Axe 1 : Le travail enseignant au quotidien
Public : Primaire
Démarche : recherche-action

Résumé :

Cette contribution interroge à l’école primaire les différentes formes de différenciation pédagogique pratiquées en mathématiques avec un groupe d’élèves à besoins diversifiés d’apprentissages, en fonction d’attendus pédagogiques, d’appuis didactiques, et de postures enseignantes sous-jacentes à une relation d’aide. Plus précisément, dans le cadre d’une recherche-action, les auteurs s’intéressent à l’évolution, sur une dizaine de séances, de l’apprentissage numérique de six enfants de sept à onze ans en situation de handicap moteur ou idéomoteur et scolarisés dans l’école intégrée d’un centre de rééducation fonctionnelle infantile.
Guillaume, onze ans, est atteint de dystrophie de Duchenne de Boulogne, maladie neuro-musculaire impliquant une grave dégénérescence du tissu musculaire. Placé en fauteuil roulant, il ne conserve qu’une faible amplitude de mouvement autonome au niveau manuel. Kydian, neuf ans, subit au quotidien les effets du syndrome de Morquio, maladie dégénérative corrélée à un nanisme à tronc court, qui provoque une extrême faiblesse musculaire ainsi que des difficultés respiratoires. Hasna et Julien, onze ans, ont une paralysie cérébrale (ou infirmité motrice cérébrale) qui perturbe gravement leur développement musculaire et leur coordination motrice. Ils ne parlent pas mais, au plan moteur, peuvent contrôler le mouvement et la posture de leur tête, ce qui leur permet d’exprimer une réponse affirmative ou négative. Tom, neuf ans, est porteur de la même pathologie mais peut s’exprimer oralement, son handicap s’exprimant davantage dans le repérage spatial et l’élaboration d’un geste volontaire. Elliott, sept ans, souffre d’une ostéochondrite, trouble de la vascularisation de la hanche qui nécessite un maintien permanent en position allongée. Contrairement aux autres élèves, dont la pathologie est idéomotrice et a des répercussions sur la cognition et l’apprentissage, Elliott a un niveau scolaire correspondant à sa classe d’âge et présente exclusivement un handicap moteur.

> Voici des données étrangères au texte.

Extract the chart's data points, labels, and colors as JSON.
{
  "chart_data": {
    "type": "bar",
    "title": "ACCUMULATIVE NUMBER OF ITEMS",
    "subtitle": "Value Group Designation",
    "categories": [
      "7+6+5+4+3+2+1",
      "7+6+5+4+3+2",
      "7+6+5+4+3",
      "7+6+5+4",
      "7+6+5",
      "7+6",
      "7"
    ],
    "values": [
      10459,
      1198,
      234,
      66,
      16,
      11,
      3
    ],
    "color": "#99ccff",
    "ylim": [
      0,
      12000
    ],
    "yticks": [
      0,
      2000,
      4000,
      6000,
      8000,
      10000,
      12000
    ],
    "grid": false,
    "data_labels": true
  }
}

En numération, les compétences de ce groupe d’élèves s’échelonnent du début de la Grande Section à la fin du CE1.
Trois formes de différenciation pédagogique émergent des choix enseignants opérés en mathématiques auprès de ces élèves :
- une particularisation des apprentissages : les activités et enjeux diffèrent d’un élève ou sous-groupe à un autre. La diversité des élèves est vécue par le pédagogue comme une hétérogénéité nécessitant une aide logistique ;
- une individualisation des apprentissages : les activités diffèrent d’un élève ou sous-groupe à un autre et correspondent à des enjeux d’apprentissage convergents ; la diversité des élèves renvoie à une répartition par groupes de niveaux ;
- une personnalisation des apprentissages : les activités rassemblent les élèves et correspondent à des enjeux d’apprentissage convergents. La diversité des élèves est vécue comme une différence de différences, c’est-à-dire que chaque élève est considéré comme universellement semblable à ses pairs car « différemment différent » de ceux-ci ;
L’objet de la contribution est d’étudier les conditions de mise en place et de réussite d’une personnalisation des apprentissages. Il s’agit en particulier :
- d’explorer les appuis didactiques qui favorisent l’émergence de besoins mathématiques communs au sein du groupe d’élèves. Les auteurs prennent notamment appui sur la théorie des situations de Guy Brousseau et la notion de dialectique outil-objet développée par Régine Douady ;
- d’interroger les postures et représentations enseignantes sur le handicap qui sont sous-jacentes à des modalités de différenciation pédagogique. Une dialectisation des concepts de diversité et d’hétérogénéité est rendue nécessaire par cette interrogation ;
- d’identifier les effets du passage d’une particularisation à une personnalisation des apprentissages, en termes de dynamique de groupe et d’apprentissages individuels.